Family and Education

bap. 27 Apr. 1678, o. s. of Sir Orlando Bridgeman, 1st Bt.†, of Little Park Street, Coventry and Ridley, Cheshire, by Mary, da. of Sir Thomas Cave, 1st Bt., of Stanford Hall, Northants.  educ. Rugby 1689; Trinity, Oxf. 1694.  m. lic. 15 Apr. 1702 (with £10,000), Susannah (d. 1747), da. of Sir Francis Dashwood, 1st Bt.*, 3s. (2 d.v.p.) 2da. (1 d.v.p.).  suc. fa. as 2nd Bt. 20 Apr. 1701.1

Offices Held

Clerk of household to the Prince of Wales 1716–27; ld. of Trade 1727–37; gov. Barbados 1737–8.

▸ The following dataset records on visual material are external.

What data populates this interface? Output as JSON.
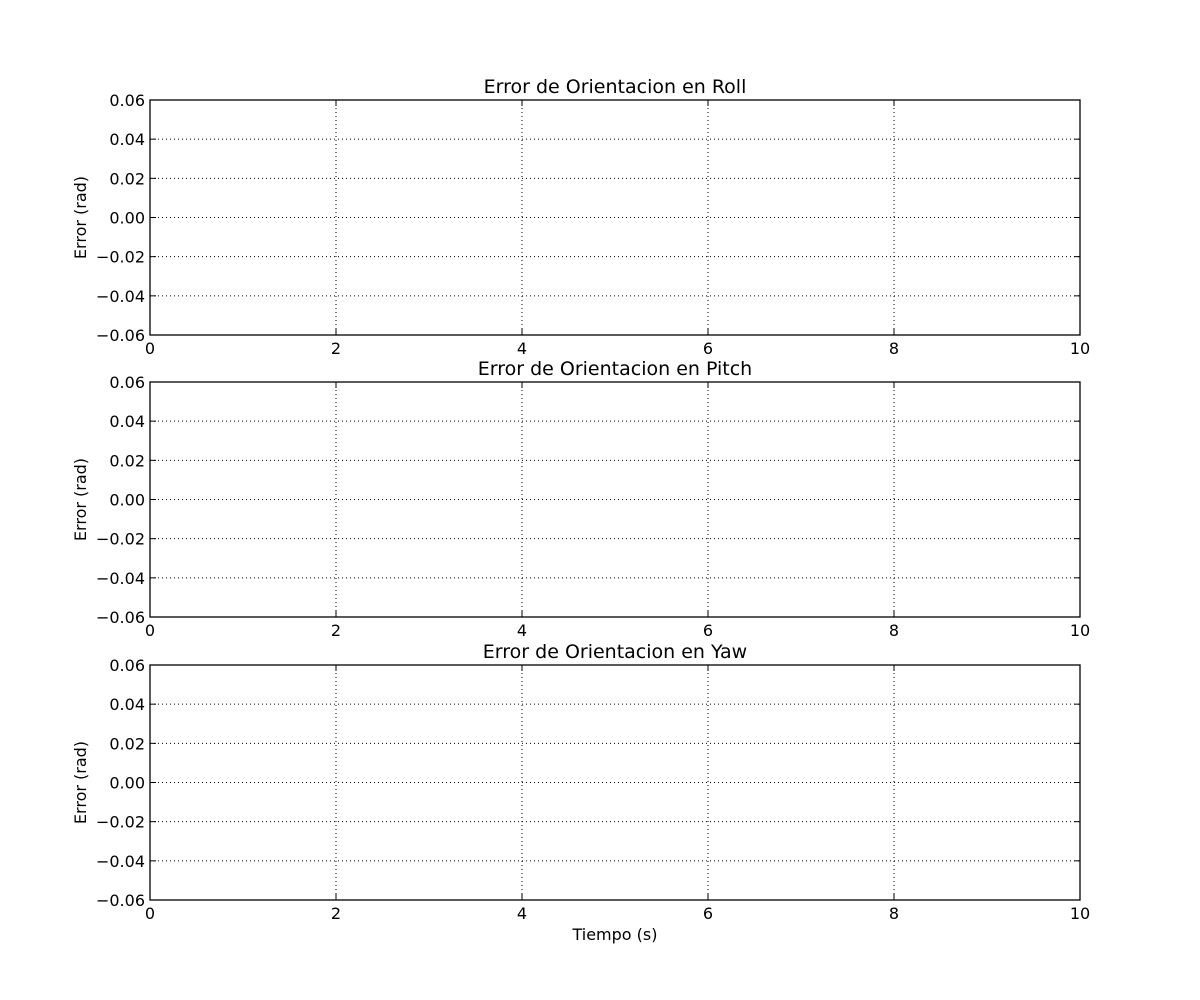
{
  "chart_data": [
    {
      "type": "line",
      "title": "Error de Orientacion en Roll",
      "xlabel": "",
      "ylabel": "Error (rad)",
      "xlim": [
        0,
        10
      ],
      "ylim": [
        -0.06,
        0.06
      ],
      "x_ticks": [
        "0",
        "2",
        "4",
        "6",
        "8",
        "10"
      ],
      "y_ticks": [
        "0.06",
        "0.04",
        "0.02",
        "0.00",
        "−0.02",
        "−0.04",
        "−0.06"
      ],
      "grid": true,
      "series": []
    },
    {
      "type": "line",
      "title": "Error de Orientacion en Pitch",
      "xlabel": "",
      "ylabel": "Error (rad)",
      "xlim": [
        0,
        10
      ],
      "ylim": [
        -0.06,
        0.06
      ],
      "x_ticks": [
        "0",
        "2",
        "4",
        "6",
        "8",
        "10"
      ],
      "y_ticks": [
        "0.06",
        "0.04",
        "0.02",
        "0.00",
        "−0.02",
        "−0.04",
        "−0.06"
      ],
      "grid": true,
      "series": []
    },
    {
      "type": "line",
      "title": "Error de Orientacion en Yaw",
      "xlabel": "Tiempo (s)",
      "ylabel": "Error (rad)",
      "xlim": [
        0,
        10
      ],
      "ylim": [
        -0.06,
        0.06
      ],
      "x_ticks": [
        "0",
        "2",
        "4",
        "6",
        "8",
        "10"
      ],
      "y_ticks": [
        "0.06",
        "0.04",
        "0.02",
        "0.00",
        "−0.02",
        "−0.04",
        "−0.06"
      ],
      "grid": true,
      "series": []
    }
  ]
}
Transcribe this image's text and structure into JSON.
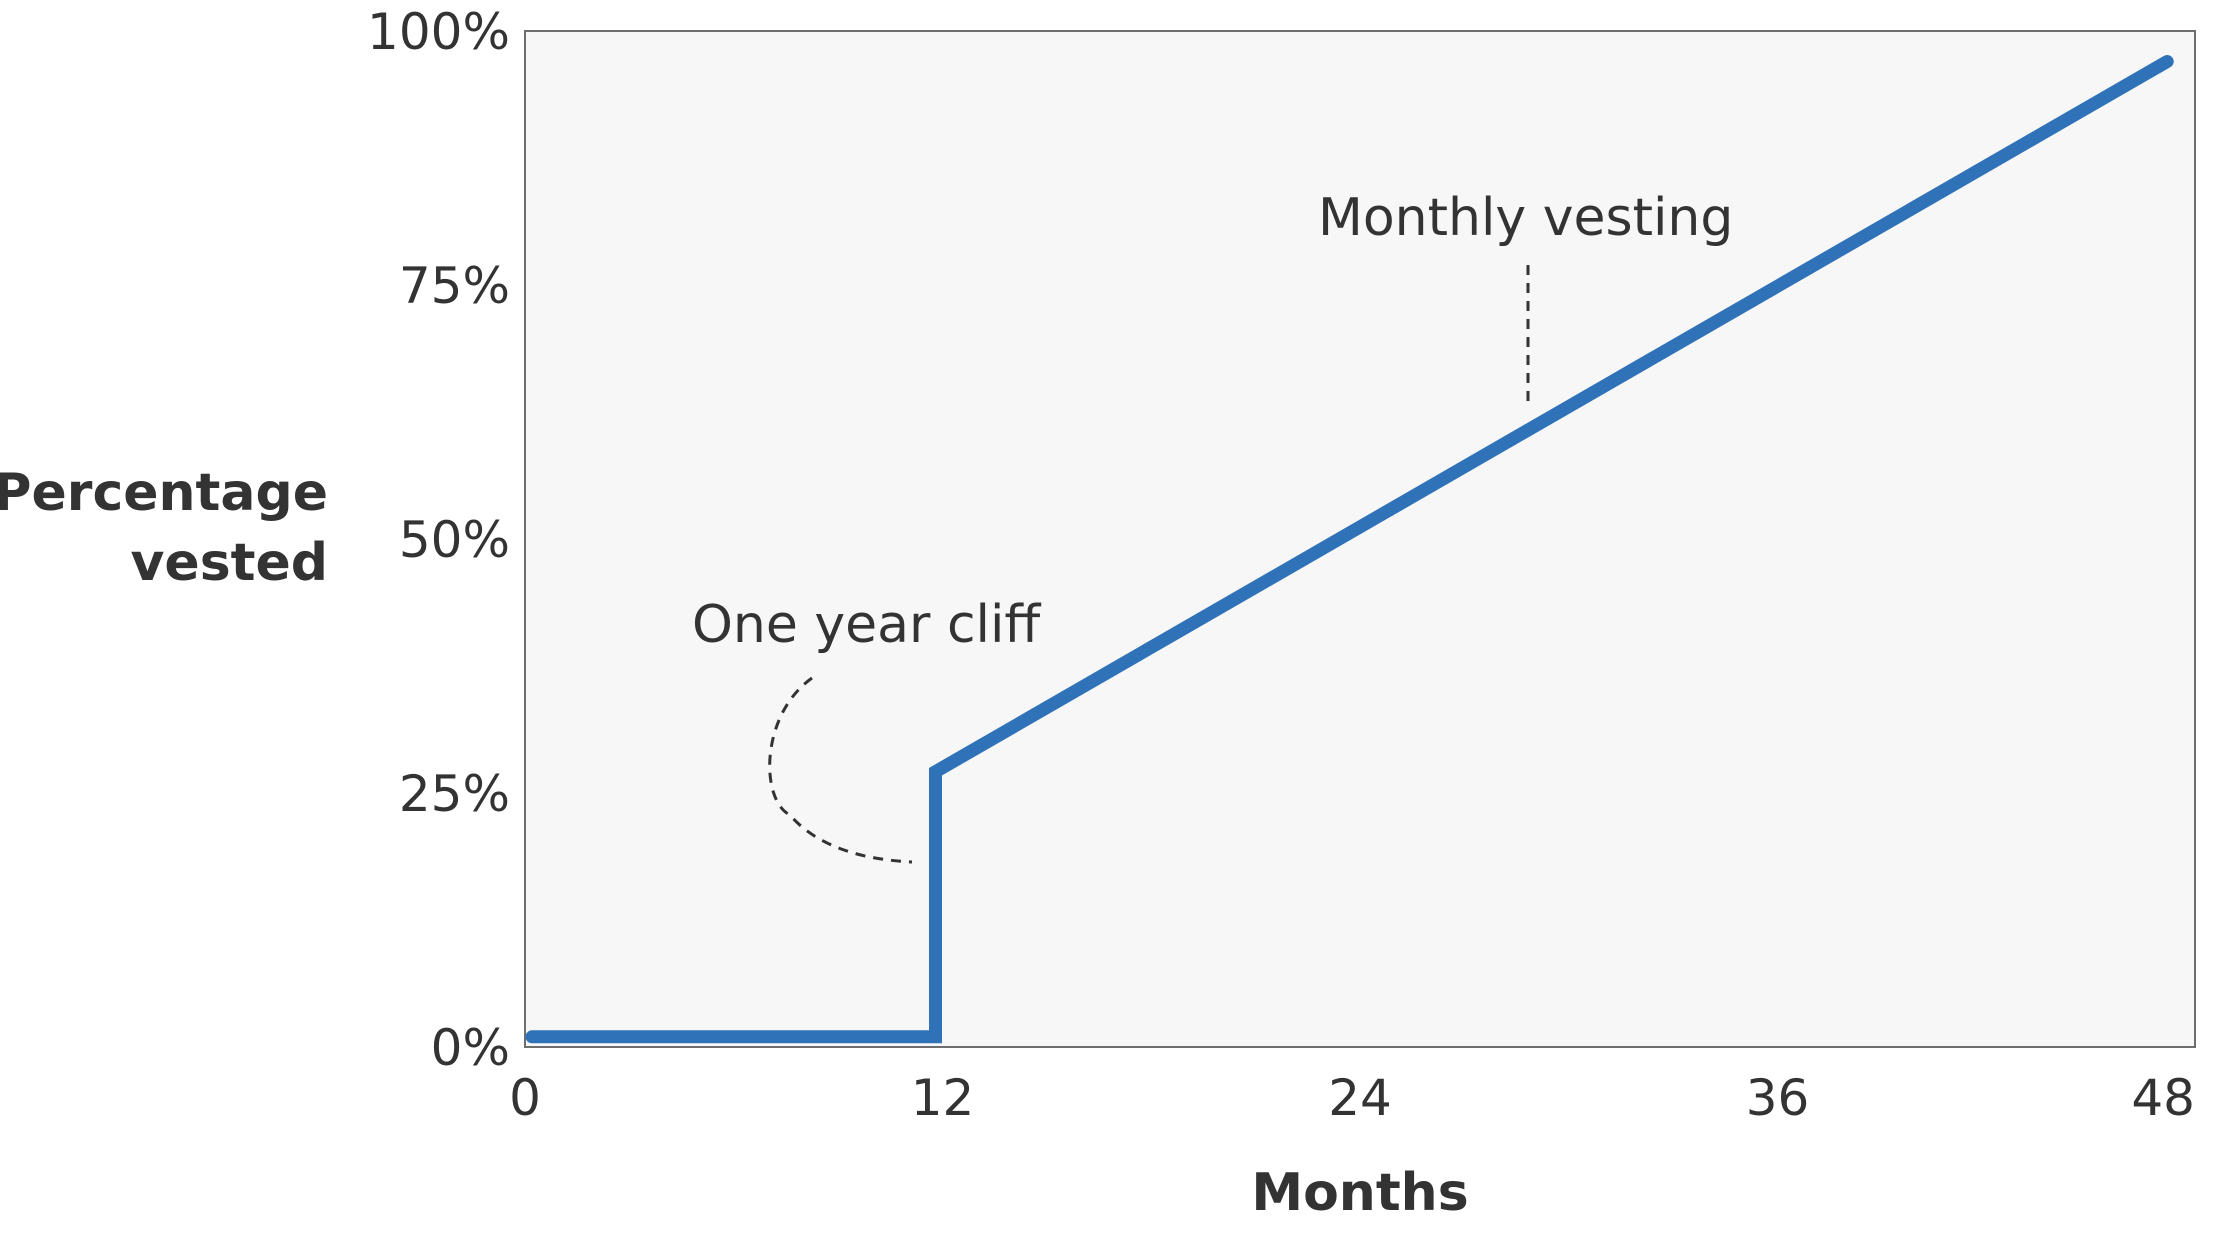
{
  "chart_data": {
    "type": "line",
    "title": "",
    "xlabel": "Months",
    "ylabel_lines": [
      "Percentage",
      "vested"
    ],
    "xlim": [
      0,
      48
    ],
    "ylim": [
      0,
      100
    ],
    "x_ticks": [
      0,
      12,
      24,
      36,
      48
    ],
    "x_tick_labels": [
      "0",
      "12",
      "24",
      "36",
      "48"
    ],
    "y_ticks": [
      0,
      25,
      50,
      75,
      100
    ],
    "y_tick_labels": [
      "0%",
      "25%",
      "50%",
      "75%",
      "100%"
    ],
    "grid": false,
    "legend": "none",
    "series": [
      {
        "color": "#2f72b8",
        "x": [
          0.2,
          11.8,
          11.8,
          47.2
        ],
        "y": [
          1,
          1,
          27.1,
          97
        ]
      }
    ],
    "annotations": [
      {
        "text": "One year cliff"
      },
      {
        "text": "Monthly vesting"
      }
    ]
  }
}
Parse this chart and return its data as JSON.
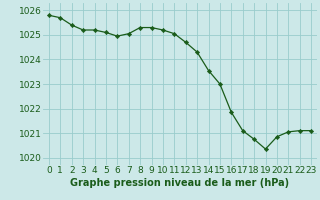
{
  "x": [
    0,
    1,
    2,
    3,
    4,
    5,
    6,
    7,
    8,
    9,
    10,
    11,
    12,
    13,
    14,
    15,
    16,
    17,
    18,
    19,
    20,
    21,
    22,
    23
  ],
  "y": [
    1025.8,
    1025.7,
    1025.4,
    1025.2,
    1025.2,
    1025.1,
    1024.95,
    1025.05,
    1025.3,
    1025.3,
    1025.2,
    1025.05,
    1024.7,
    1024.3,
    1023.55,
    1023.0,
    1021.85,
    1021.1,
    1020.75,
    1020.35,
    1020.85,
    1021.05,
    1021.1,
    1021.1
  ],
  "line_color": "#1a5c1a",
  "marker_color": "#1a5c1a",
  "bg_color": "#cce8e8",
  "grid_color": "#99cccc",
  "xlabel": "Graphe pression niveau de la mer (hPa)",
  "xlabel_color": "#1a5c1a",
  "ylim": [
    1019.7,
    1026.3
  ],
  "xlim": [
    -0.5,
    23.5
  ],
  "xtick_labels": [
    "0",
    "1",
    "2",
    "3",
    "4",
    "5",
    "6",
    "7",
    "8",
    "9",
    "10",
    "11",
    "12",
    "13",
    "14",
    "15",
    "16",
    "17",
    "18",
    "19",
    "20",
    "21",
    "22",
    "23"
  ],
  "axis_fontsize": 6.5,
  "label_fontsize": 7.0
}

Bridgeman, a grandson of Charles II’s lord keeper, succeeded to his father’s baronetcy and estates in 1701, a year or so after attaining his majority, and in 1702 made a financially advantageous match with a daughter of the wealthy City merchant, Sir Francis Dashwood. As part of the marriage settlement Bridgeman acquired Wanstead, one of Dashwood’s manors in Essex, which for a while he used as his main country residence but later sold. From his father he had inherited Bowood, a lease from the crown which was renewed in 1702. His father had been a well-known figure in Coventry where the family had an appreciable interest, and in 1705 Bridgeman himself put up as a Whig candidate there. Though defeated, he and his partner petitioned and succeeded in having the election declared void. Despite a ‘very vigorous opposition’, they succeeded in reversing the previous result in a second contest in February 1707. Bridgeman was classed as a Whig in two lists of early 1708, and was re-elected at Coventry in the election of May that year. The losing Tory candidates petitioned, and when the matter was considered before the elections committee in March 1709 he was confronted with accusations of bribery and a compromising report that he had told the sheriffs that ‘could he be returned by any majority, there would be a Parliament would do anything for him’. Notwithstanding, the opinion of the House carried in his favour. He was listed as having voted both for the naturalization of the Palatines and for the impeachment of Dr Sacheverell. Defeated at Coventry in 1710 as a result of the Tory resurgence in the city, he did not stand in 1713. In 1715 he was successful at the Wiltshire borough of Calne, where he exercised some influence by virtue of his seat at nearby Bowood.2

Bridgeman was afterwards a close supporter of Walpole and in 1727 was rewarded with a place on the Board of Trade. However, his building activities at Bowood, on which he had acquired the fee simple in 1727, brought escalating financial difficulty upon him. In 1738, shortly after obtaining the governorship of Barbados, he feigned his own suicide by drowning. He was later found, however, in October at an inn at Slough where he had taken refuge. He was buried on 5 Dec. 1746, having died in Gloucester gaol.3

Ref Volumes: 1690-1715

Author: D. W. Hayton


  • 1. IGI, Warws.; Colls. Wm. Salt Arch. Soc. n.s. ii. 238, 250–1; Wilts. Arch. Mag. xli. 503–6; Rugby Sch. Reg. ed. Solly, i. 11; Bodl. D. D. Dashwood (Bucks.) mss A2, f. 15; St. Botolph Bishopsgate Regs. ii. 362, 427.
  • 2. Colls. Wm. Salt Arch. Soc. 251; Wilts. Arch. Mag. xli. 412, 423, 504; Beaufort mss at Badminton House, Edward Hopkins* to [Ld. Coventry], 20 Feb. 1707; Add. 36868, ff. 9–10.
  • 3. HMC Egmont Diary, ii. 510; Wilts. Arch. Mag. 505; Gent. Mag. (1746), p. 668.